For the first time, the Navy and Northrop Grumman have demonstrated the ability to make an unmanned aircraft make carrier landings and take-offs today, using an F-18 rigged to fly the same way.
It is part of the Navy’s effort to develop a stealthy and unmanned aircraft –UCAS-D, also known as the X-47B — able to fly from carriers and provide intelligence, surveillance and reconnaissance, as well as strike capabilities.
The crucial part of the test involved the F-18 making “several successful launches and recoveries” using the UCAS-D navigation control software from the USS Eisenhower.
The program manager, Capt.
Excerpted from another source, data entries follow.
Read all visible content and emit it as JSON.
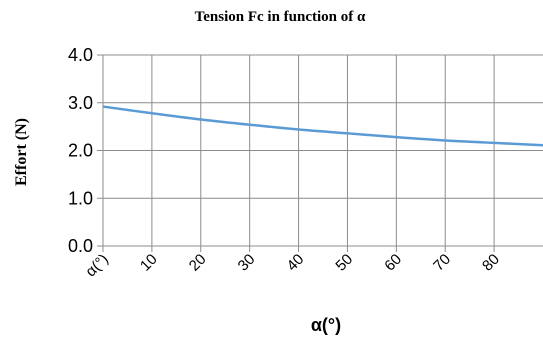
{
  "chart_data": {
    "type": "line",
    "title": "Tension Fc in function of α",
    "xlabel": "α(°)",
    "ylabel": "Effort (N)",
    "x_tick_labels": [
      "α(°)",
      "10",
      "20",
      "30",
      "40",
      "50",
      "60",
      "70",
      "80"
    ],
    "y_tick_labels": [
      "0.0",
      "1.0",
      "2.0",
      "3.0",
      "4.0"
    ],
    "xlim": [
      0,
      90
    ],
    "ylim": [
      0,
      4
    ],
    "grid": true,
    "series": [
      {
        "color": "#5b9bd5",
        "x": [
          0,
          10,
          20,
          30,
          40,
          50,
          60,
          70,
          80,
          90
        ],
        "y": [
          2.92,
          2.78,
          2.65,
          2.54,
          2.44,
          2.36,
          2.28,
          2.21,
          2.16,
          2.11
        ]
      }
    ]
  }
}
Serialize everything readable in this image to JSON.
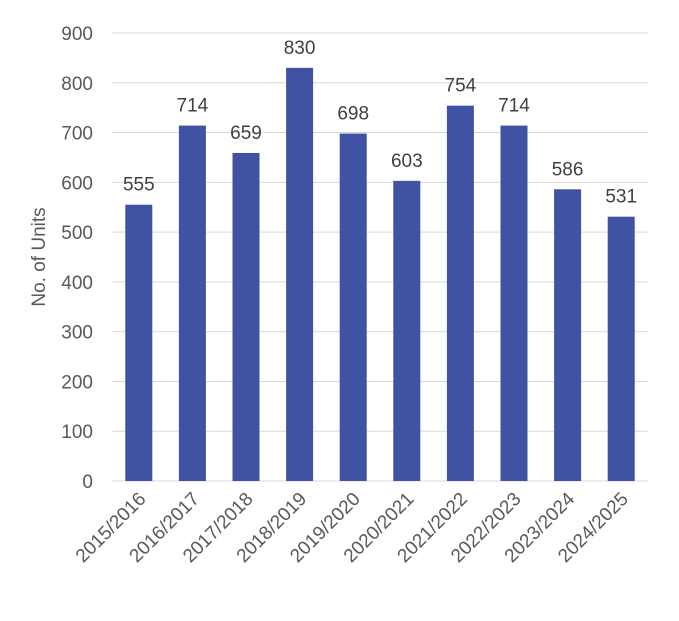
{
  "chart_data": {
    "type": "bar",
    "title": "",
    "xlabel": "",
    "ylabel": "No. of Units",
    "categories": [
      "2015/2016",
      "2016/2017",
      "2017/2018",
      "2018/2019",
      "2019/2020",
      "2020/2021",
      "2021/2022",
      "2022/2023",
      "2023/2024",
      "2024/2025"
    ],
    "values": [
      555,
      714,
      659,
      830,
      698,
      603,
      754,
      714,
      586,
      531
    ],
    "ylim": [
      0,
      900
    ],
    "yticks": [
      0,
      100,
      200,
      300,
      400,
      500,
      600,
      700,
      800,
      900
    ],
    "grid": true,
    "legend": "none",
    "data_labels": true,
    "colors": {
      "bar": "#3f53a2",
      "grid": "#d9d9d9",
      "text": "#595959"
    }
  }
}
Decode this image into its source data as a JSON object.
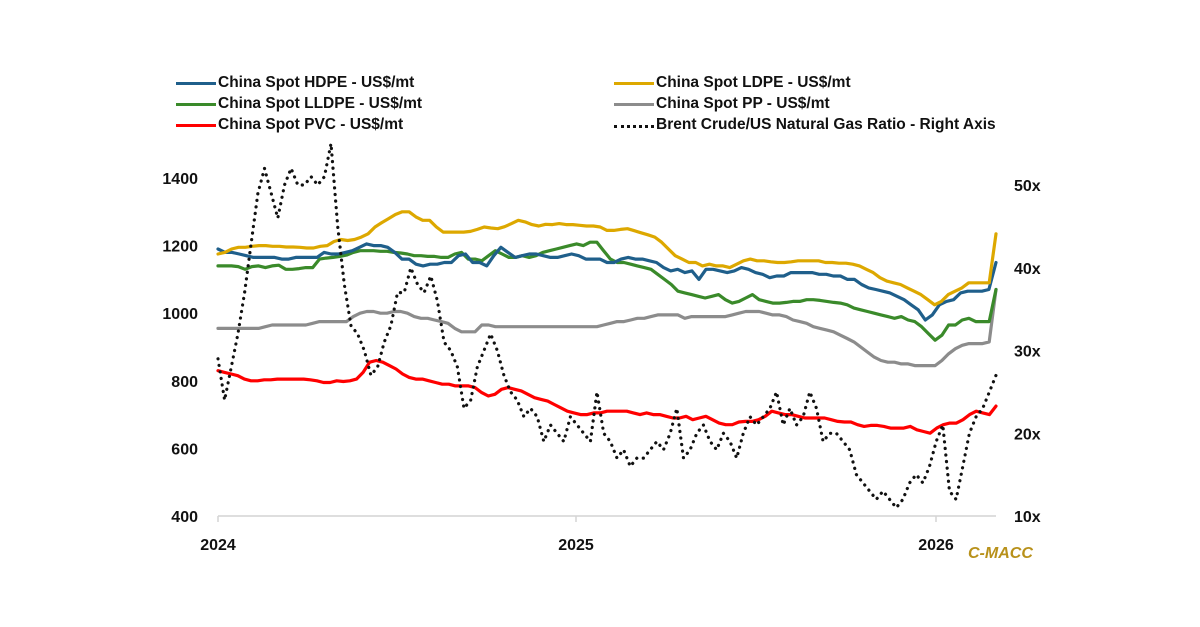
{
  "chart_data": {
    "type": "line",
    "title": "",
    "xlabel": "",
    "ylabel": "",
    "y2label": "",
    "x_start": "2024-01-05",
    "x_frequency": "weekly",
    "x_ticks": [
      "2024",
      "2025",
      "2026"
    ],
    "ylim": [
      400,
      1500
    ],
    "y_ticks": [
      400,
      600,
      800,
      1000,
      1200,
      1400
    ],
    "y2lim": [
      10,
      52
    ],
    "y2_ticks": [
      "10x",
      "20x",
      "30x",
      "40x",
      "50x"
    ],
    "y2_tick_values": [
      10,
      20,
      30,
      40,
      50
    ],
    "grid": false,
    "legend_position": "top",
    "source_label": "C-MACC",
    "series": [
      {
        "name": "China Spot HDPE - US$/mt",
        "axis": "left",
        "color": "#1F5F8B",
        "style": "solid",
        "values": [
          1190,
          1180,
          1180,
          1175,
          1170,
          1165,
          1165,
          1165,
          1165,
          1160,
          1160,
          1165,
          1165,
          1165,
          1165,
          1180,
          1175,
          1175,
          1180,
          1185,
          1195,
          1205,
          1200,
          1200,
          1195,
          1180,
          1160,
          1160,
          1145,
          1140,
          1145,
          1145,
          1150,
          1150,
          1170,
          1175,
          1150,
          1150,
          1140,
          1170,
          1195,
          1180,
          1165,
          1170,
          1175,
          1175,
          1170,
          1165,
          1165,
          1170,
          1175,
          1170,
          1160,
          1160,
          1160,
          1150,
          1150,
          1160,
          1165,
          1160,
          1160,
          1155,
          1150,
          1135,
          1125,
          1130,
          1120,
          1125,
          1100,
          1130,
          1130,
          1125,
          1120,
          1125,
          1135,
          1130,
          1120,
          1115,
          1105,
          1110,
          1110,
          1120,
          1120,
          1120,
          1120,
          1115,
          1115,
          1110,
          1110,
          1100,
          1100,
          1085,
          1075,
          1070,
          1065,
          1060,
          1050,
          1040,
          1025,
          1010,
          980,
          995,
          1025,
          1035,
          1040,
          1060,
          1065,
          1065,
          1065,
          1070,
          1150
        ]
      },
      {
        "name": "China Spot LDPE - US$/mt",
        "axis": "left",
        "color": "#DDA800",
        "style": "solid",
        "values": [
          1175,
          1180,
          1190,
          1195,
          1195,
          1198,
          1200,
          1200,
          1198,
          1198,
          1196,
          1196,
          1195,
          1193,
          1193,
          1198,
          1200,
          1212,
          1218,
          1215,
          1218,
          1225,
          1235,
          1255,
          1268,
          1280,
          1292,
          1300,
          1300,
          1285,
          1275,
          1275,
          1255,
          1240,
          1240,
          1240,
          1240,
          1242,
          1248,
          1255,
          1252,
          1250,
          1256,
          1265,
          1275,
          1270,
          1262,
          1258,
          1263,
          1262,
          1265,
          1262,
          1262,
          1260,
          1258,
          1258,
          1255,
          1245,
          1245,
          1248,
          1250,
          1244,
          1238,
          1232,
          1225,
          1210,
          1190,
          1170,
          1160,
          1150,
          1150,
          1140,
          1145,
          1140,
          1140,
          1135,
          1145,
          1155,
          1160,
          1155,
          1155,
          1152,
          1150,
          1150,
          1152,
          1155,
          1155,
          1155,
          1155,
          1150,
          1150,
          1148,
          1148,
          1145,
          1140,
          1130,
          1120,
          1105,
          1095,
          1090,
          1085,
          1075,
          1065,
          1055,
          1040,
          1025,
          1035,
          1055,
          1065,
          1075,
          1090,
          1090,
          1090,
          1090,
          1235
        ]
      },
      {
        "name": "China Spot LLDPE - US$/mt",
        "axis": "left",
        "color": "#3A8A2A",
        "style": "solid",
        "values": [
          1140,
          1140,
          1140,
          1138,
          1130,
          1138,
          1140,
          1135,
          1140,
          1142,
          1130,
          1130,
          1132,
          1135,
          1135,
          1160,
          1163,
          1165,
          1168,
          1172,
          1180,
          1185,
          1185,
          1185,
          1183,
          1183,
          1180,
          1178,
          1175,
          1170,
          1170,
          1168,
          1168,
          1165,
          1165,
          1175,
          1180,
          1160,
          1160,
          1155,
          1170,
          1185,
          1175,
          1165,
          1165,
          1170,
          1165,
          1170,
          1180,
          1185,
          1190,
          1195,
          1200,
          1205,
          1200,
          1210,
          1210,
          1185,
          1160,
          1150,
          1150,
          1145,
          1140,
          1135,
          1130,
          1115,
          1100,
          1085,
          1065,
          1060,
          1055,
          1050,
          1045,
          1050,
          1055,
          1040,
          1030,
          1035,
          1045,
          1055,
          1040,
          1035,
          1030,
          1030,
          1032,
          1035,
          1035,
          1040,
          1040,
          1038,
          1035,
          1032,
          1030,
          1025,
          1015,
          1010,
          1005,
          1000,
          995,
          990,
          985,
          990,
          980,
          975,
          960,
          940,
          920,
          935,
          965,
          965,
          980,
          985,
          975,
          975,
          975,
          1070
        ]
      },
      {
        "name": "China Spot PP - US$/mt",
        "axis": "left",
        "color": "#8C8C8C",
        "style": "solid",
        "values": [
          955,
          955,
          955,
          955,
          955,
          955,
          955,
          960,
          965,
          965,
          965,
          965,
          965,
          965,
          970,
          975,
          975,
          975,
          975,
          975,
          990,
          1000,
          1005,
          1005,
          1000,
          1000,
          1005,
          1005,
          1000,
          990,
          985,
          985,
          980,
          975,
          970,
          955,
          945,
          945,
          945,
          965,
          965,
          960,
          960,
          960,
          960,
          960,
          960,
          960,
          960,
          960,
          960,
          960,
          960,
          960,
          960,
          960,
          960,
          965,
          970,
          975,
          975,
          980,
          985,
          985,
          990,
          995,
          995,
          995,
          995,
          985,
          990,
          990,
          990,
          990,
          990,
          990,
          995,
          1000,
          1005,
          1005,
          1005,
          1000,
          995,
          995,
          990,
          980,
          975,
          970,
          960,
          955,
          950,
          945,
          935,
          925,
          915,
          900,
          885,
          870,
          860,
          855,
          855,
          850,
          850,
          845,
          845,
          845,
          845,
          860,
          880,
          895,
          905,
          910,
          910,
          910,
          915,
          1070
        ]
      },
      {
        "name": "China Spot PVC - US$/mt",
        "axis": "left",
        "color": "#FF0000",
        "style": "solid",
        "values": [
          830,
          825,
          820,
          815,
          805,
          800,
          800,
          803,
          803,
          805,
          805,
          805,
          805,
          805,
          803,
          800,
          795,
          795,
          800,
          798,
          800,
          805,
          825,
          855,
          860,
          855,
          845,
          835,
          820,
          810,
          805,
          805,
          800,
          795,
          790,
          790,
          785,
          785,
          785,
          780,
          765,
          755,
          760,
          775,
          780,
          775,
          770,
          760,
          750,
          745,
          740,
          730,
          720,
          710,
          705,
          700,
          700,
          705,
          705,
          710,
          710,
          710,
          710,
          705,
          700,
          705,
          700,
          700,
          695,
          690,
          690,
          695,
          685,
          690,
          695,
          685,
          675,
          670,
          670,
          678,
          680,
          680,
          685,
          695,
          710,
          705,
          700,
          700,
          695,
          690,
          690,
          690,
          690,
          685,
          680,
          678,
          678,
          670,
          665,
          668,
          668,
          665,
          660,
          660,
          660,
          665,
          655,
          650,
          645,
          660,
          670,
          675,
          675,
          685,
          700,
          710,
          705,
          700,
          725
        ]
      },
      {
        "name": "Brent Crude/US Natural Gas Ratio - Right Axis",
        "axis": "right",
        "color": "#111111",
        "style": "dotted",
        "values": [
          29,
          24,
          28,
          32,
          37,
          43,
          49,
          52,
          49,
          46,
          50,
          52,
          50,
          50,
          51,
          50,
          51,
          55,
          45,
          38,
          33,
          32,
          30,
          27,
          28,
          31,
          33,
          37,
          37,
          40,
          38,
          37,
          39,
          36,
          31,
          30,
          28,
          23,
          24,
          28,
          30,
          32,
          30,
          27,
          25,
          24,
          22,
          23,
          22,
          19,
          21,
          20,
          19,
          22,
          21,
          20,
          19,
          25,
          20,
          19,
          17,
          18,
          16,
          17,
          17,
          18,
          19,
          18,
          20,
          23,
          17,
          18,
          20,
          21,
          19,
          18,
          20,
          19,
          17,
          20,
          22,
          21,
          22,
          23,
          25,
          21,
          23,
          21,
          22,
          25,
          23,
          19,
          20,
          20,
          19,
          18,
          15,
          14,
          13,
          12,
          13,
          12,
          11,
          12,
          14,
          15,
          14,
          16,
          19,
          21,
          13,
          12,
          16,
          20,
          22,
          23,
          25,
          27
        ]
      }
    ]
  }
}
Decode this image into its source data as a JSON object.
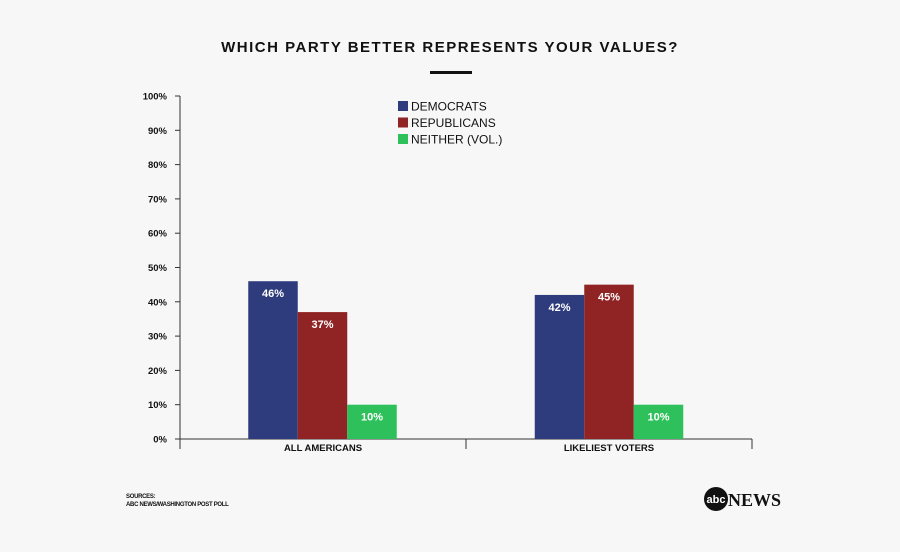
{
  "chart_data": {
    "type": "bar",
    "title": "WHICH PARTY BETTER REPRESENTS YOUR VALUES?",
    "categories": [
      "ALL AMERICANS",
      "LIKELIEST VOTERS"
    ],
    "series": [
      {
        "name": "DEMOCRATS",
        "values": [
          46,
          42
        ],
        "labels": [
          "46%",
          "42%"
        ],
        "color": "#2e3b7d"
      },
      {
        "name": "REPUBLICANS",
        "values": [
          37,
          45
        ],
        "labels": [
          "37%",
          "45%"
        ],
        "color": "#902323"
      },
      {
        "name": "NEITHER (VOL.)",
        "values": [
          10,
          10
        ],
        "labels": [
          "10%",
          "10%"
        ],
        "color": "#2ec05a"
      }
    ],
    "ylim": [
      0,
      100
    ],
    "yticks": [
      "0%",
      "10%",
      "20%",
      "30%",
      "40%",
      "50%",
      "60%",
      "70%",
      "80%",
      "90%",
      "100%"
    ],
    "grid": false,
    "legend": "top-center"
  },
  "footer": {
    "sources_label": "SOURCES:",
    "sources_text": "ABC NEWS/WASHINGTON POST  POLL",
    "logo": "abcNEWS"
  }
}
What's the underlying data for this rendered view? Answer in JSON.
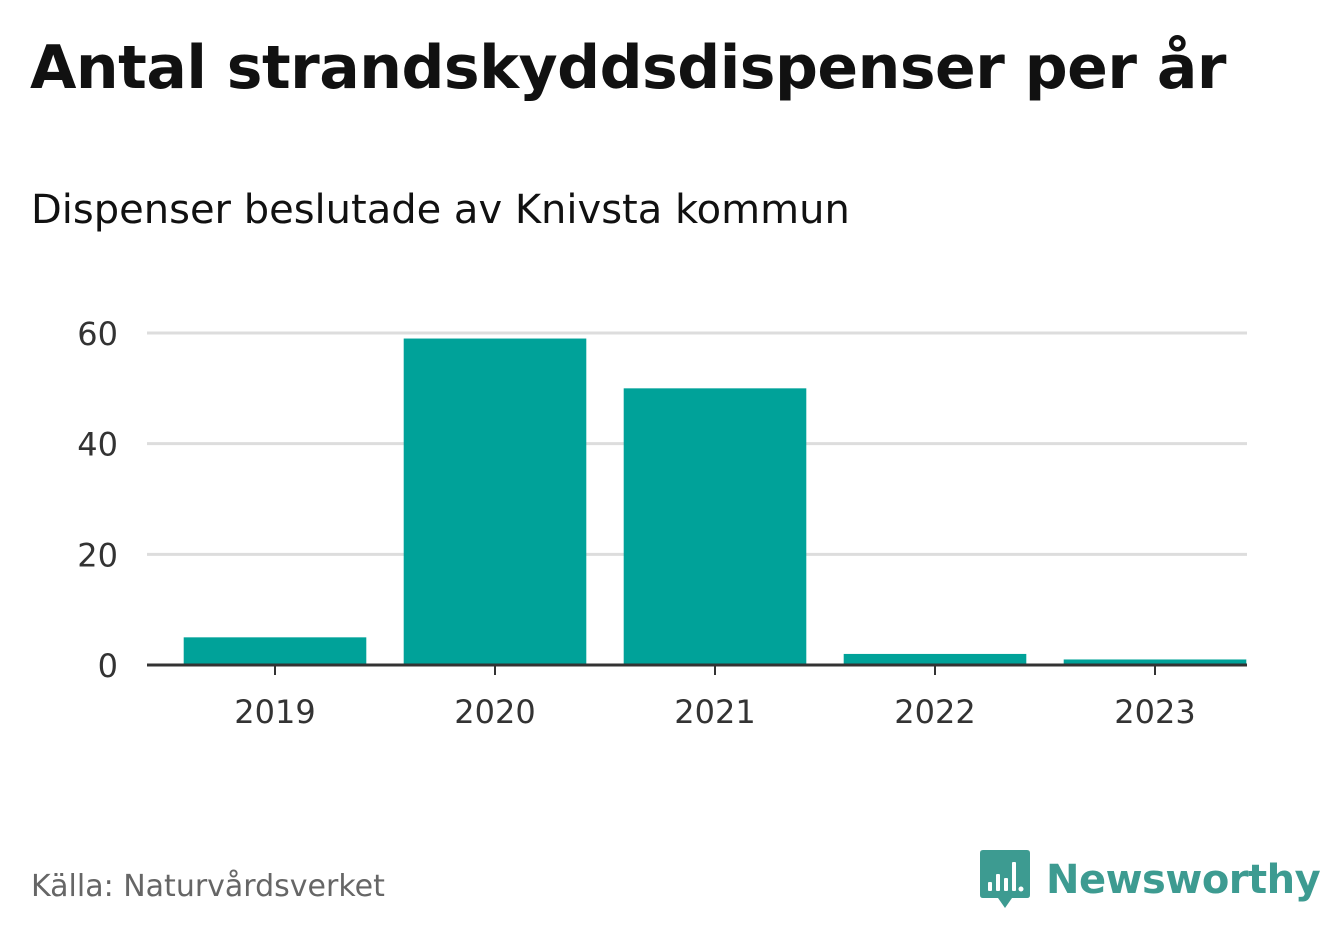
{
  "header": {
    "title": "Antal strandskyddsdispenser per år",
    "subtitle": "Dispenser beslutade av Knivsta kommun"
  },
  "footer": {
    "source": "Källa: Naturvårdsverket",
    "brand": "Newsworthy",
    "brand_icon": "bar-chart-speech-bubble-icon"
  },
  "colors": {
    "bar": "#00a299",
    "grid": "#dddddd",
    "axis": "#333333",
    "tick_label": "#333333",
    "brand": "#3d9b91",
    "source": "#666666"
  },
  "chart_data": {
    "type": "bar",
    "title": "Antal strandskyddsdispenser per år",
    "subtitle": "Dispenser beslutade av Knivsta kommun",
    "categories": [
      "2019",
      "2020",
      "2021",
      "2022",
      "2023"
    ],
    "values": [
      5,
      59,
      50,
      2,
      1
    ],
    "xlabel": "",
    "ylabel": "",
    "ylim": [
      0,
      60
    ],
    "yticks": [
      0,
      20,
      40,
      60
    ],
    "grid": true,
    "legend": false
  }
}
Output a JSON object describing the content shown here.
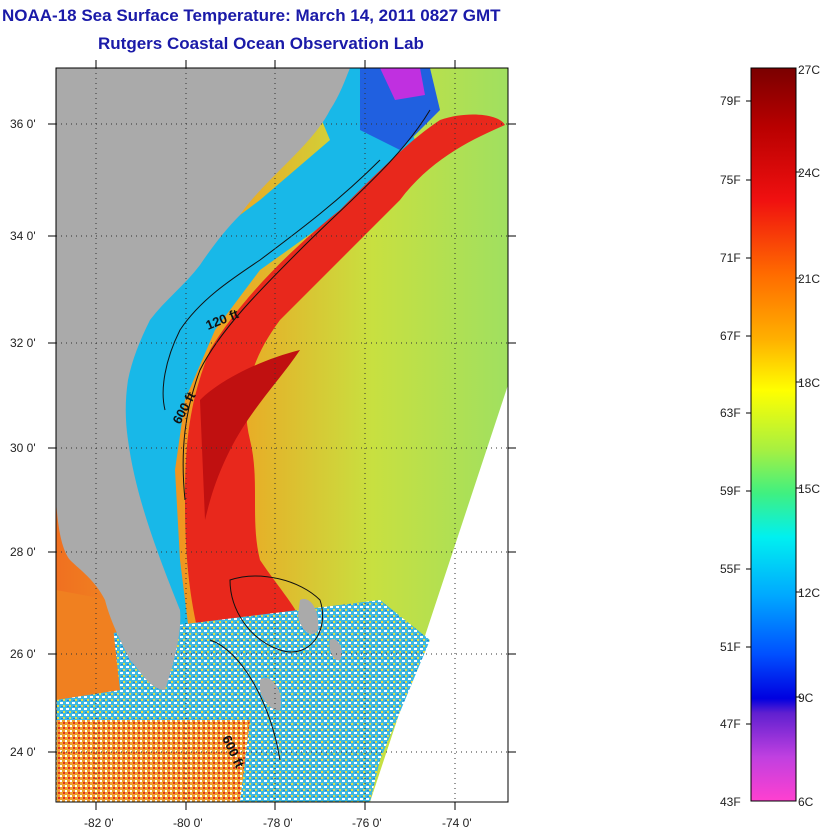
{
  "title": "NOAA-18 Sea Surface Temperature:  March 14, 2011 0827 GMT",
  "subtitle": "Rutgers Coastal Ocean Observation Lab",
  "map": {
    "lat_ticks": [
      "36 0'",
      "34 0'",
      "32 0'",
      "30 0'",
      "28 0'",
      "26 0'",
      "24 0'"
    ],
    "lon_ticks": [
      "-82 0'",
      "-80 0'",
      "-78 0'",
      "-76 0'",
      "-74 0'"
    ],
    "contour_labels": [
      "120 ft",
      "600 ft",
      "600 ft"
    ]
  },
  "colorbar": {
    "fahrenheit": [
      "79F",
      "75F",
      "71F",
      "67F",
      "63F",
      "59F",
      "55F",
      "51F",
      "47F",
      "43F"
    ],
    "celsius": [
      "27C",
      "24C",
      "21C",
      "18C",
      "15C",
      "12C",
      "9C",
      "6C"
    ]
  },
  "colors": {
    "title": "#1a1aa8",
    "land": "#aaaaaa",
    "gulf_stream": "#e8281c",
    "shelf_water": "#18b8e8"
  }
}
Jaime Engdahl, called the event “a significant and critical step toward landing the X-47B on the carrier deck in 2013.”
Janis Pamiljans, Northrop’s vice president for the program, said the results “could be applied, in theory, to any manned or unmanned carrier-compatible aircraft, which could have a dramatic effect on the tempo and efficiency of future carrier operations.”
There was a pilot in the loop for safety during the tests.
“Using a manned surrogate platform to test the unmanned systems avionics and software gives us an extra layer of safety as we test the X-47B software to ensure that it responds correctly and safely to different flight conditions,” explained Glenn Colby, who leads the Navy’s integration of planes and ships for programs.
Perhaps the most interesting long-term capability for the X-47B will be the ability for it be controlled in flight by F-35 pilots. While no one in the military is placing bets yet on when this might be possible, it is a crucial long-term goal of senior Navy, Marine and Air Force officials.